("Let's table the discussion" is a new Adath Israel Shul initiative where a story or thought is presented in order to stimulate exciting and constructive discussion around our Shabbos table or among friends and children.

 In the early years of the state of Israel, the mayor of Tel Aviv, Meir Dizingoff, visited his Bedouin neighbors in the south. Dizingoff hoped that visits such as his, would open the nomadic culture up to the young, modern state and its peaceful way of life.

 Now, Bedouins are a transient group routed in very ancient ways of living. The Bedouin live in tents and tend sheep  -- they are also ready to move whole extended families at a moment’s notice. On the one hand, Dizingoff was taken by the primitive conditions that his hosts lived in. It was quite simple -- no television or radio, no modern kitchens or electricity.

At the same time, Dizingoff was treated like royalty and was taken by the old world charm of his visit. The elders of this nomadic community sat with him, fed him and treated him like the most important visitor to their homes and life. The value of such cultural life was not lost on him.

At the end of the visit, Dizingoff profusely thanked his hosts for their hospitality. “Ah!” he was told, “you cannot take leave until you honor us with the best of our customs. When a guest leaves our midst, we offer him/her to take whatever s/he desires as a keepsake of the get-together. “ Not wanting to upset his hosts, Dizingoff reviewed some of the choicest gifts – live goats and sheep but settled on a lamp which he graciously accepted. “I hope to reciprocate soon,” he said as he left.

Sure enough, not too long after, he invited the community elders to his home in Tel Aviv to sample a modern home. He too, served them well and showed them traditional Israeli hospitality. As they took leave, he too, offered them the choice of anything in his home as a keepsake. They went into the kitchen and tried to take the faucet. Dizingoff offered them a replacement from his closet, having already attached the one in the kitchen and with that, the Bedouin departed.

The next day, the elders called their people  together. Excited about the possibility of eliminating the need to shelp water for their needs, they extolled the virtue of the faucet and honored their benefactor – Dizingoff – who procured it for them. At the right moment, they opened the faucet and lo and behold, no water emerged. Try as they might to release the water, nothing came out. The people sent their elders back to Dizingoff to figure out why he gave them a dud.

When they returned to Dizingoff, they explained their problem to him. “Sure I can send a plumber” noted the powerful mayor of Tel Aviv. “But, sometimes it is simply a question of where it is connected” he mused. “Connected?” asked the Bedouin elders. “Yes, of course you must connect a faucet to a water source if you want it to work.

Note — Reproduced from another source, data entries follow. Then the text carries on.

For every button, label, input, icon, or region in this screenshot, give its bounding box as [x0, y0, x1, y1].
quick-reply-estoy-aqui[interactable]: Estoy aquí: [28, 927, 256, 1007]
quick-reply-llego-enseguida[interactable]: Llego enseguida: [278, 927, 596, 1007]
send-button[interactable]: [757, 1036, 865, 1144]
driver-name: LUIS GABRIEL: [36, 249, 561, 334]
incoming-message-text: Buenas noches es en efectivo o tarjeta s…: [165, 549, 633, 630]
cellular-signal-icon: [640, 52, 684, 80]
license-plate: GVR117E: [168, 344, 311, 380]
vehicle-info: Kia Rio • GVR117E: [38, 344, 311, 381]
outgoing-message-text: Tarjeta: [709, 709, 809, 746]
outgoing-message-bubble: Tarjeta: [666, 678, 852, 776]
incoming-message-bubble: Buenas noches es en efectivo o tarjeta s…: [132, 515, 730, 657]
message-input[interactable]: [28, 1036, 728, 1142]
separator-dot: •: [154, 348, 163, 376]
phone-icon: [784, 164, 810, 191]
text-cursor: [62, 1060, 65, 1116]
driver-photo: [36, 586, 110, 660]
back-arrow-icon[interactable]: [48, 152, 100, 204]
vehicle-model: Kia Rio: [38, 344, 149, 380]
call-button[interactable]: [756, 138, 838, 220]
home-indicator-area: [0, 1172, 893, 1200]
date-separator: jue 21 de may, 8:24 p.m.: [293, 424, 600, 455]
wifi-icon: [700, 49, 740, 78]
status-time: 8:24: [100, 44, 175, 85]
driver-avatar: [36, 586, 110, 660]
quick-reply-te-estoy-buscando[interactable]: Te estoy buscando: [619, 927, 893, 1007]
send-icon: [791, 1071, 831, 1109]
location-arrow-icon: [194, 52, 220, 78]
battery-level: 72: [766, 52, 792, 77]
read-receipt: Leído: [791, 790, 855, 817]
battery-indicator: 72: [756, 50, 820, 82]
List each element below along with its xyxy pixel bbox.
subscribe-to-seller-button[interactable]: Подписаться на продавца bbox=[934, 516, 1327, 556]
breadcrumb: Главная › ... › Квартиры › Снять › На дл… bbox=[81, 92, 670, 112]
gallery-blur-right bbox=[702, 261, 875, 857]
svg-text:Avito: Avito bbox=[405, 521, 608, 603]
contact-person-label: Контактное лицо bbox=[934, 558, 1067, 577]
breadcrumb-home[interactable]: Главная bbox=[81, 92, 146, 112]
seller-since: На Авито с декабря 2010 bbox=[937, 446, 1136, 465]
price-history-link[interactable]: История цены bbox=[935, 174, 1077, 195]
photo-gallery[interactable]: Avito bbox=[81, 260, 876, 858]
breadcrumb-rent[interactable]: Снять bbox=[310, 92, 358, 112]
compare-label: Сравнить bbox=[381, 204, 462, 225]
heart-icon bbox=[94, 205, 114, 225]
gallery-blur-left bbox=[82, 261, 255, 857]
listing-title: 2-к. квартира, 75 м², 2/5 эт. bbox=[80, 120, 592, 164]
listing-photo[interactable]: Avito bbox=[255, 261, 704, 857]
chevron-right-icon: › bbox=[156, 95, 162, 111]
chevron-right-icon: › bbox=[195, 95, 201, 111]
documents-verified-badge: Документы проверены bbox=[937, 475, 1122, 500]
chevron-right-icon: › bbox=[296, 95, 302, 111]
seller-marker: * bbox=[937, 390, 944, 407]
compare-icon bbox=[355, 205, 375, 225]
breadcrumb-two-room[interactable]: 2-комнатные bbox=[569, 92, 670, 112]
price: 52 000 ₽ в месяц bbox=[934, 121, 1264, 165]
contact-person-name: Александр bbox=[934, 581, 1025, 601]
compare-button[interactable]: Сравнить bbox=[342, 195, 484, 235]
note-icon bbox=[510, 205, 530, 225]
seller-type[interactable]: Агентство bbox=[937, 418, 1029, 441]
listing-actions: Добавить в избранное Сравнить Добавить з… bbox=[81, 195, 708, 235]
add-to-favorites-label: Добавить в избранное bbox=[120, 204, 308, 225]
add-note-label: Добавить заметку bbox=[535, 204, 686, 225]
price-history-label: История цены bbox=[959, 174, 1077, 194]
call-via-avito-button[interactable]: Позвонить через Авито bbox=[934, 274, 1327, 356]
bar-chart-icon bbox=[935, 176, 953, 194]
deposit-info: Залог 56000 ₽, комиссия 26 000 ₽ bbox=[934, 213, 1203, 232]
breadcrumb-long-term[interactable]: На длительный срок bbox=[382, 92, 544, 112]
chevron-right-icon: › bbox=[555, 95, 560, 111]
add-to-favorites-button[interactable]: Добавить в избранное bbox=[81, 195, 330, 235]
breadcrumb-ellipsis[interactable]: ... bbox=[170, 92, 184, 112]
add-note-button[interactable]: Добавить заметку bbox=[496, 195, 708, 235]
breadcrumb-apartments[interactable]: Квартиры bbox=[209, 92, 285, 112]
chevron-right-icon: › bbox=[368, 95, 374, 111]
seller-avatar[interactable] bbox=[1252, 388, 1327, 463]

Faucets don’t bring water by themselves you know!”


Rav Shabsi HaKohein Yudelovich used to explain that the same questions of connection plague modern man in the way that they plague the Bedouin. Often modern man asks the questions we all wonder about : “How will I earn a living? How do I get ahead?” -- and we forget to consider the connections that provide the answer to these questions.     


We often need to remember that the answer to modern man is the same answer to ancient man – that we need to remember our connection to Aveinu She’BaShomayim when we are living life in order to remain connected and to allow the sweet waters of existence and success to spring forward.  Yirmiyahu bemoans this fact about the Jews when he tells them “Osee Azvu Mekor Mayim Et Hashem” – they left me, the source of live flowing waters.


Often, I wonder what we think our connection to Hashem really is. Is He our punisher who leaves us alone when we are ok? Is He “Big Brother” who has our back when we are in trouble? Is he our loving parent who clears the path for us and protects us no matter what? Is He like a lover – who wants and expects a mutual connection with us and desires us to look up to Him while at the same time making Him proud to be with us? Or perhaps, is He desiring snippets of ALL of these relationships with us?


What and how do YOU consider and relate to Hashem? How aware are we of that relationship when we daven? When we play? When we work? When we take a break? How can we strengthen that relationship and connection?


Let’s  “table” the discussion – by discussing it with our children, spouses, families and guests and open an exciting  discussion into our homes and communities.